盗賊と言っても色々ある。最初に裸で出会った盗賊のように、街道や森で剣を抜いて襲い掛かる集団もいれば、寝静まっている所に忍んでいって、殺して盗みを働く集団もいる。
そんな強盗団はすぐさま討伐すればいいけれど、こいつのやっていることは、問答無用で首を切り飛ばすには、ちょっと小さいというか、殺すのはやり過ぎというか、そんな感じが漂っていた。
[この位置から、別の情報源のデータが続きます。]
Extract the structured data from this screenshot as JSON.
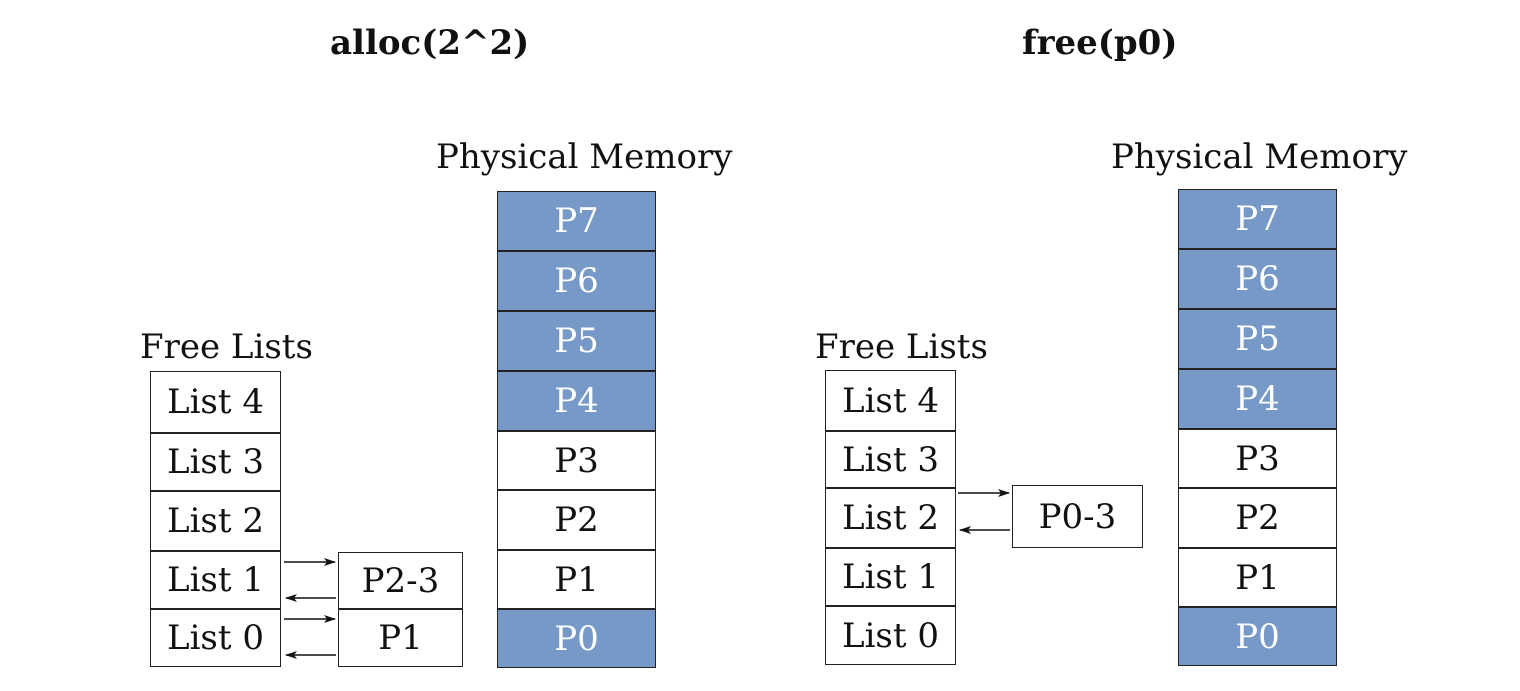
{
  "panels": [
    {
      "title": "alloc(2^2)",
      "free_lists_label": "Free Lists",
      "memory_label": "Physical Memory",
      "lists": [
        "List 4",
        "List 3",
        "List 2",
        "List 1",
        "List 0"
      ],
      "memory": [
        {
          "label": "P7",
          "allocated": true
        },
        {
          "label": "P6",
          "allocated": true
        },
        {
          "label": "P5",
          "allocated": true
        },
        {
          "label": "P4",
          "allocated": true
        },
        {
          "label": "P3",
          "allocated": false
        },
        {
          "label": "P2",
          "allocated": false
        },
        {
          "label": "P1",
          "allocated": false
        },
        {
          "label": "P0",
          "allocated": true
        }
      ],
      "nodes": [
        {
          "label": "P2-3",
          "list": "List 1"
        },
        {
          "label": "P1",
          "list": "List 0"
        }
      ]
    },
    {
      "title": "free(p0)",
      "free_lists_label": "Free Lists",
      "memory_label": "Physical Memory",
      "lists": [
        "List 4",
        "List 3",
        "List 2",
        "List 1",
        "List 0"
      ],
      "memory": [
        {
          "label": "P7",
          "allocated": true
        },
        {
          "label": "P6",
          "allocated": true
        },
        {
          "label": "P5",
          "allocated": true
        },
        {
          "label": "P4",
          "allocated": true
        },
        {
          "label": "P3",
          "allocated": false
        },
        {
          "label": "P2",
          "allocated": false
        },
        {
          "label": "P1",
          "allocated": false
        },
        {
          "label": "P0",
          "allocated": true
        }
      ],
      "nodes": [
        {
          "label": "P0-3",
          "list": "List 2"
        }
      ]
    }
  ],
  "colors": {
    "allocated": "#7699c8",
    "free": "#ffffff",
    "stroke": "#222222"
  }
}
それでも、もしも襲い掛かってきたら、討伐せざるを得ないんだよね。
「やめときなって。そんなことで命を捨てることもないでしょ?」
「うるさいっ! 黙れガキンチョ!」
一応、やめるように諭してみたけど、やはりこちらの言うことを聞こうとはせず、余計にやる気になってしまったようだ。
ちょっと困ったな。こうなったらもう殺るしかない。
「こんなところで何をしているのですか。おやめなさい!」
仕方なくチンピラの相手をしようと思った矢先、少しは慣れたところから叱咤するような女性の声が聞こえた。
声のした方に振り返ると、一人の女性がこちらに向かって歩いてくるのが見える。どうやら若い女性のようだ。神殿の巫女さんか何かだろうか、ギリシャ彫刻のような白いヒダヒダ服を着ている。
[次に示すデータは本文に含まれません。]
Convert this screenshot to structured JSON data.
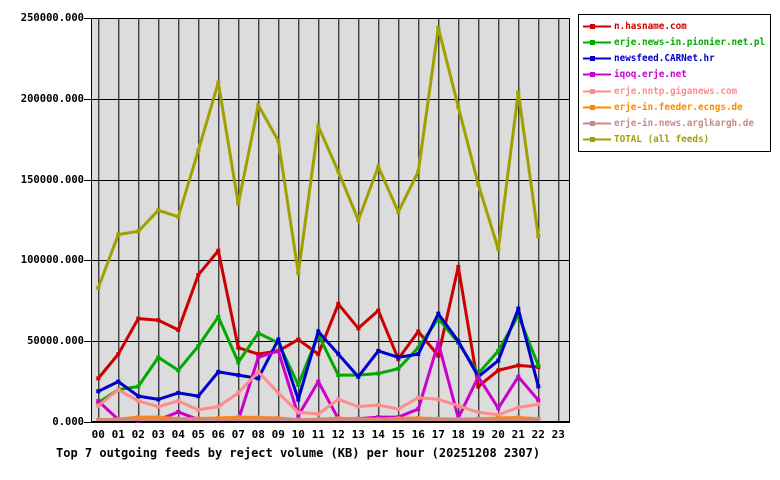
{
  "title": "Top 7 outgoing feeds by reject volume (KB) per hour (20251208 2307)",
  "plot": {
    "background": "#dcdcdc",
    "grid_color": "#000000",
    "border_color": "#000000"
  },
  "chart_data": {
    "type": "line",
    "title": "Top 7 outgoing feeds by reject volume (KB) per hour (20251208 2307)",
    "xlabel": "",
    "ylabel": "",
    "x_categories": [
      "00",
      "01",
      "02",
      "03",
      "04",
      "05",
      "06",
      "07",
      "08",
      "09",
      "10",
      "11",
      "12",
      "13",
      "14",
      "15",
      "16",
      "17",
      "18",
      "19",
      "20",
      "21",
      "22",
      "23"
    ],
    "ylim": [
      0,
      250000
    ],
    "y_tick_labels": [
      "0.000",
      "50000.000",
      "100000.000",
      "150000.000",
      "200000.000",
      "250000.000"
    ],
    "y_tick_values": [
      0,
      50000,
      100000,
      150000,
      200000,
      250000
    ],
    "grid": true,
    "legend_position": "top-right",
    "series": [
      {
        "name": "n.hasname.com",
        "color": "#cc0000",
        "values": [
          27000,
          42000,
          64000,
          63000,
          57000,
          91000,
          106000,
          46000,
          42000,
          44000,
          51000,
          42000,
          73000,
          58000,
          69000,
          39000,
          56000,
          41000,
          96000,
          22000,
          32000,
          35000,
          34000
        ]
      },
      {
        "name": "erje.news-in.pionier.net.pl",
        "color": "#00aa00",
        "values": [
          12000,
          20000,
          22000,
          40000,
          32000,
          47000,
          65000,
          37000,
          55000,
          49000,
          23000,
          54000,
          29000,
          29000,
          30000,
          33000,
          46000,
          64000,
          49000,
          30000,
          44000,
          66000,
          35000
        ]
      },
      {
        "name": "newsfeed.CARNet.hr",
        "color": "#0000cc",
        "values": [
          19000,
          25000,
          16000,
          14000,
          18000,
          16000,
          31000,
          29000,
          27000,
          51000,
          14000,
          56000,
          42000,
          28000,
          44000,
          40000,
          42000,
          67000,
          50000,
          28000,
          38000,
          70000,
          22000
        ]
      },
      {
        "name": "iqoq.erje.net",
        "color": "#cc00cc",
        "values": [
          13000,
          1500,
          800,
          1200,
          6200,
          1500,
          1000,
          1000,
          40000,
          44000,
          4000,
          25000,
          2000,
          2000,
          3000,
          3000,
          8000,
          49000,
          2500,
          28000,
          8500,
          28000,
          13500
        ]
      },
      {
        "name": "erje.nntp.giganews.com",
        "color": "#ff8c8c",
        "values": [
          10000,
          20000,
          13000,
          9500,
          13000,
          7500,
          9500,
          18000,
          31000,
          18000,
          6000,
          5000,
          14000,
          9500,
          10500,
          8000,
          15000,
          14000,
          10000,
          6000,
          4500,
          9000,
          11000
        ]
      },
      {
        "name": "erje-in.feeder.ecngs.de",
        "color": "#ff8800",
        "values": [
          1500,
          1800,
          3000,
          3000,
          2000,
          2200,
          2500,
          3000,
          2800,
          2500,
          1500,
          1800,
          2300,
          2000,
          1800,
          2300,
          2500,
          2000,
          1800,
          2000,
          2500,
          2800,
          2000
        ]
      },
      {
        "name": "erje-in.news.arglkargh.de",
        "color": "#cc8888",
        "values": [
          1200,
          1400,
          1500,
          1300,
          1400,
          1500,
          1400,
          1300,
          1500,
          1600,
          1400,
          1300,
          1500,
          1400,
          1300,
          1500,
          1400,
          1500,
          1600,
          1400,
          1300,
          1500,
          1400
        ]
      },
      {
        "name": "TOTAL (all feeds)",
        "color": "#a0a000",
        "values": [
          83000,
          116000,
          118000,
          131000,
          127000,
          168000,
          210000,
          135000,
          196000,
          174000,
          92000,
          183000,
          155000,
          125000,
          158000,
          130000,
          155000,
          244000,
          195000,
          147000,
          107000,
          204000,
          115000
        ]
      }
    ]
  }
}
「刃物を仕舞いなさい。言うことを聞かないなら、この広場への立ち入りを禁止しますよ?」
これはもしかしたら、この巫女さんが本物の管理者なのかな?
「ちっ! 運のいいガキどもだ、覚えてやがれよ。」
巫女さんの登場を受けて、チンピラは舌打ちをして短剣をしまうと、俺の方をひと睨みしてから、足早に立ち去っていった。
「あらあら、行ってしまいましたわね。」
チンピラが去ってしまって、巫女さんは本気で残念そうにしている。
髪の毛ピンクでゆるふわ系な雰囲気を醸し出しているけど、どこか「仕留めそこなって残念」という感じの、まるで狩人のような感じも同時に持ち合わせている、ちょっと変わった感じの印象がある。
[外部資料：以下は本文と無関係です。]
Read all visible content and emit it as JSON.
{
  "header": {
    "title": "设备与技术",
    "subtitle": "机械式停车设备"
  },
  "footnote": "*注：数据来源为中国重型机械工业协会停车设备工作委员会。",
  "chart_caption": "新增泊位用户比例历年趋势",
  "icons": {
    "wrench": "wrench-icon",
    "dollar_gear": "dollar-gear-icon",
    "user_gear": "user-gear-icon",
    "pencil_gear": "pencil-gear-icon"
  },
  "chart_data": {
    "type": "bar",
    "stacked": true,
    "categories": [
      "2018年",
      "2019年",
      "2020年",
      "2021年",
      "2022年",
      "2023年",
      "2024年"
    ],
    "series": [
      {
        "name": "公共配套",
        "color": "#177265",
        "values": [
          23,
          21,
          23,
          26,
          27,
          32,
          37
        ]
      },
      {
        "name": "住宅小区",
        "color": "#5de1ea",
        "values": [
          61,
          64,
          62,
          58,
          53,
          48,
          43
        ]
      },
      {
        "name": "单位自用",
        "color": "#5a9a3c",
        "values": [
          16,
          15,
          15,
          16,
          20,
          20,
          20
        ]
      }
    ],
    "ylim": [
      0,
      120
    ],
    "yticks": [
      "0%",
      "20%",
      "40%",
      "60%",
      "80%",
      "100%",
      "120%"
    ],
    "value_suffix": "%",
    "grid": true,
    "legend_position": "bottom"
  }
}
「何だか盗賊みたいでしたけど、あのチンピラ、この広場の関係者か何かですか?」
「いいえ、どうもここの露店の管理を勝手に請け負っておられるらしくて、みなさんに金品をたかっているヤクザ者のようです。本当、困ってしまいますわね。」
ああ、あのチンピラは、やっぱりそういう感じの人だったのね。
そう納得した俺の目の前に、ピンク髪の巫女さんは手を開いてこちらに伸ばしてきた。手相でも見てもらいたいのかな?
「あの、何か?」
「いえ、ここでご商売をされるのですから、ちゃんと神殿へのお賽銭をいただかないと。」
えええ~~、この巫女さんも勘違いしてる?
「いや、さっきのチンピラはイチャモンつけてきましたけど、俺たちは別に商売なんかしてませんよ?」
「あらあら? そうなのかしら?」
巫女さんは人差し指を立ててあごに当て、ちょっとだけ首をかしげて見せる。
なんか、あざとい!
「ええ。俺たちは探索者で、盗賊狩りで儲けているんですよ。さっきのチンピラも一応は盗賊だったんで、あのまま巫女さんが追い払わなければ、しっかり狩って、その儲けを寄進できたんですよね。」
「まあまあ、それは残念なことをしてしまいましたね……。」
この巫女さん、思ったよりも優しくないというか、博愛主義ではないみたいだけど、そんなことよりも一つ、とても気になることがある。
そのピンクの髪の頭頂部に、何か見た事があるような物体が刺さっているのだ。最初は髪飾りかと思ったけど、どうやらそうじゃない。
彼女の頭に刺さっているその物体は、女神様のルーレットで使ったあの、ダーツの矢だった。
ギリシャ彫刻のヒダヒダ服、調べてみると正式な名前はキトンっていうみたいです。
縫い合わせてあるわけじゃなくて、一枚の大きな布を折り曲げて、肩の所をピンでとめているだけなんだとか。
つまり、ちょこっとピンを抜くだけで、ただの布になってしまうという、なんとも素敵な仕様なんですね。